Recession concerns around the world and future UK economic growth were compounded by the resignation of two senior government ministers, including former Chancellor Rishi Sunak – which opened the floodgates for a wave of ministers to follow him out the door.
The pound rallied on Thursday after reports Boris Johnson would quit as Prime Minister amid the telling show of no confidence within his own party.
However, rising household costs and slowing growth continue to cast a cloud over the UK economy – and the pound.
The dollar, supported by its safe-haven status throughout the week, received a further boost from a stronger-than-expected jobs report on Friday that stoked expectations of Federal Reserve hawkishness.
Political and economic developments in focus for the pound
UK politics will continue to drive sentiment towards the pound this week, with the removal of near-term political uncertainty potentially encouraging investors.
These market participants will keep a close eye on the 1922 Committee – the organising body for Conservative MPs – which has the power to rewrite party rules on leadership challenges and oust Johnson before a new PM is in place.
Tuesday’s speaking engagement for Bank of England governor Andrew Bailey at an event hosted by the Official Monetary and Financial Institutions Forum will be scrutinised for comments about the UK’s economic health.
The monthly GDP print on Wednesday stands out during a relatively data-light week in the UK. Official figures showed that the UK’s GDP – a measure of the total goods and services produced – dropped by 0.3% in April. Economists expect zero growth in May.
Inflation data in focus for the dollar
Monetary policy divergence between the Federal Reserve and BoE could continue to be a catalyst for the dollar, with the pace of rate hikes in the US outstripping the UK.
The June consumer price index looms large on Wednesday.
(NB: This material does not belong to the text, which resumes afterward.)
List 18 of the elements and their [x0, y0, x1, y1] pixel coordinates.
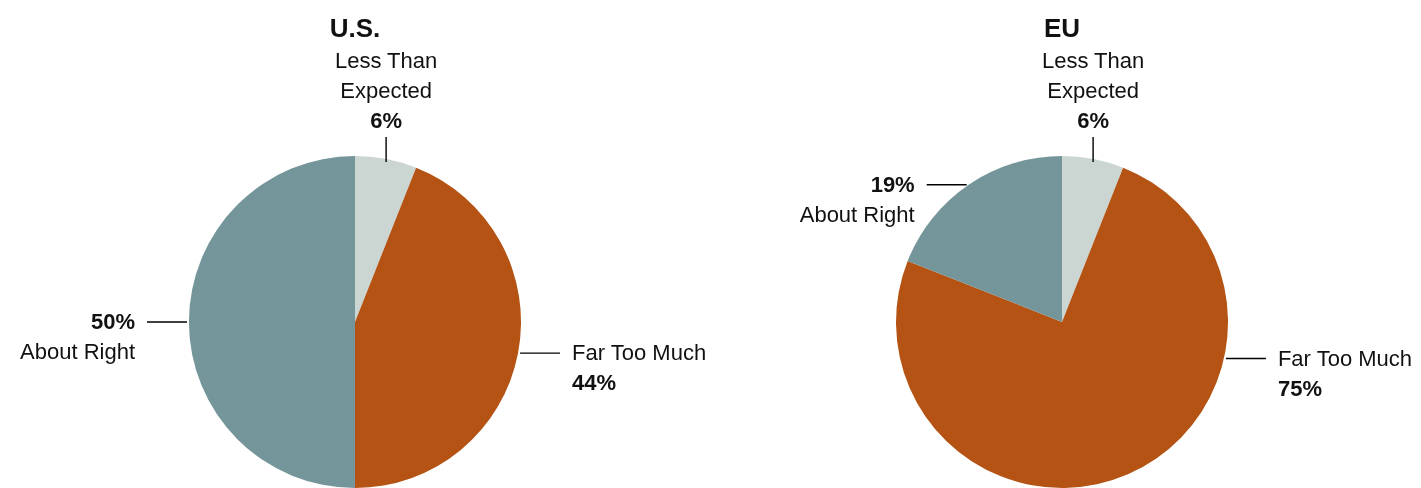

This closely watched gauge of inflation is forecast to be hotter than May’s 8.6% year-over-year pace, stoking expectations of aggressive Fed policy tightening to cool prices.
The June producer price index – an indicator of commodity inflation – hits the headlines on Thursday. On Friday, the University of Michigan consumer sentiment report for July and retail sales for June combine to provide a measure of US consumer confidence.